Sunday, July 15, 2007

Los Angeles Catholic Church in record abuse deal

Los Angeles Catholic Church in record abuse deal

LOS ANGELES (Reuters) - The Roman Catholic Archdiocese of Los Angeles has agreed to pay $660 million to 500 victims of sexual abuse dating back as far as the 1940s in the largest compensation deal of its kind, the plaintiffs' lawyers said on Saturday.

The settlement, which means victims will receive more than $1 million each, is the largest from the Catholic Church in recent years following many cases in which victims sought financial compensation for suffering abuse from priests.

Ray Boucher, lead plaintiff attorney in the case, said he would issue a joint announcement with the Archdiocese of Los Angeles on Sunday of the settlement.

The case was scheduled to go to trial on Monday in Los Angeles Superior Court, focusing on 12 plaintiffs who accused former priest Clinton Hagenbach of molesting them. Hagenbach died two decades ago.

Had the case gone to trial, lawyers had sought to put Cardinal Roger Mahony, Archbishop of Los Angeles, in the uncomfortable position of testifying about the Church's response to abuses dating from the 1940s to the 1990s.

Because the criminal statute of limitations has expired, victims in California and elsewhere have brought lawsuits against the Church over the issue.

A spokesman for the Los Angeles Diocese, speaking a few hours before lawyers for the victims announced the deal, would only say that church officials planned to be in court on Monday morning.

The judge hearing the case would have to approve the settlement, which a party of the case who did not want to be named put at $660 million.


A lawyer for the Church did not return calls to his office and home.

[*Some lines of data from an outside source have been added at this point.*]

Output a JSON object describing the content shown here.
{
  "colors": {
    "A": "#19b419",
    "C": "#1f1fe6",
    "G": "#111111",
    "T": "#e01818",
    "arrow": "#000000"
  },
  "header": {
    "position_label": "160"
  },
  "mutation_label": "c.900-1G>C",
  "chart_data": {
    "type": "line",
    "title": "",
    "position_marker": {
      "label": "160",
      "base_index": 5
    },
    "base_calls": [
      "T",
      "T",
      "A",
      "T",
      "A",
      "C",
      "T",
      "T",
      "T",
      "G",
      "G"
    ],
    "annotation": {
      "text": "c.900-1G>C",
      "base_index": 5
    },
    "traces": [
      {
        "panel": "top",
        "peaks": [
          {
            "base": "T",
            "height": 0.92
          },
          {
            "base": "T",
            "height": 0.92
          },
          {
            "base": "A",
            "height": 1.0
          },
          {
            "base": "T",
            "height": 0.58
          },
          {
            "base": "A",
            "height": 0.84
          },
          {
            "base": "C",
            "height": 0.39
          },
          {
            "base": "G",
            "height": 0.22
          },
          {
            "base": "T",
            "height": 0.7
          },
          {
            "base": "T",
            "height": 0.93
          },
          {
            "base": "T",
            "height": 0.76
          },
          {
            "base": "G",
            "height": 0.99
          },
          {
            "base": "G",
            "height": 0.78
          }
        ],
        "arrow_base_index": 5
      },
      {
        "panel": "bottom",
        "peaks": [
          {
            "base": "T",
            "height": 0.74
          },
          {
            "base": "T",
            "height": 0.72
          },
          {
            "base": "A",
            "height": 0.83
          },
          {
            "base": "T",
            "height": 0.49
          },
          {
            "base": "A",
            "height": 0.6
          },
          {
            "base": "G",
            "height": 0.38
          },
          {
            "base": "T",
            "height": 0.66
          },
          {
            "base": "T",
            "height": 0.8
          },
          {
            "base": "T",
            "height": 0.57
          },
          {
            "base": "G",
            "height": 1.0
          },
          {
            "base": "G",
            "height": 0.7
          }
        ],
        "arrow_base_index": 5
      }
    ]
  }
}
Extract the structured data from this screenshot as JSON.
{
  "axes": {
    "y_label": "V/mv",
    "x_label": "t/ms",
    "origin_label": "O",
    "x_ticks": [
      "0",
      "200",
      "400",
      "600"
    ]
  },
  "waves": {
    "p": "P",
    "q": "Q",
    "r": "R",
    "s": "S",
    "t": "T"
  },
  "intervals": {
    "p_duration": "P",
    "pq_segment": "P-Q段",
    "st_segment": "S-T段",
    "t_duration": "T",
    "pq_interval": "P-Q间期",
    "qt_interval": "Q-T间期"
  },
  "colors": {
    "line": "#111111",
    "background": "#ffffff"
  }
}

David Clohessy, national director of SNAP, the Survivors Network of those Abused by Priests, said the deal was by far the largest group settlement with the Catholic Church, although a handful of plaintiffs have received greater amounts on an individual basis than each is to receive from this settlement.

"It is never about the money," Clohessy said in an interview. "Victims want healing, prevention, closing, accountability."

The diocese is expected to sell property to raise the settlement funds.

The Los Angeles Times newspaper has estimated that the Los Angeles Archdiocese has real estate holdings worth more than $4 billion. Several U.S. Catholic diocese with less substantial holdings have filed for bankruptcy protection in wake of the abuse scandal.

"Though it has always been the position of the Archdiocese that the insurance companies must honor their responsibility to fund a major share of future settlements, the Archdiocese must also be prepared to fund its share of these coming settlements," Mahony said in a May statement.

"This will require the Archdiocese to begin to dispose of nonessential real estate properties in order to raise funds for coming settlements, and to reevaluate some of the services and ministries it provides to parishes," he said.

The Archdiocese also settled 46 cases in December for $60 million.

Boucher said settlement negotiations nearly collapsed on Friday, but then continued until a deal was reached on Saturday. He said a few religious orders named in the case declined to participate in the settlement.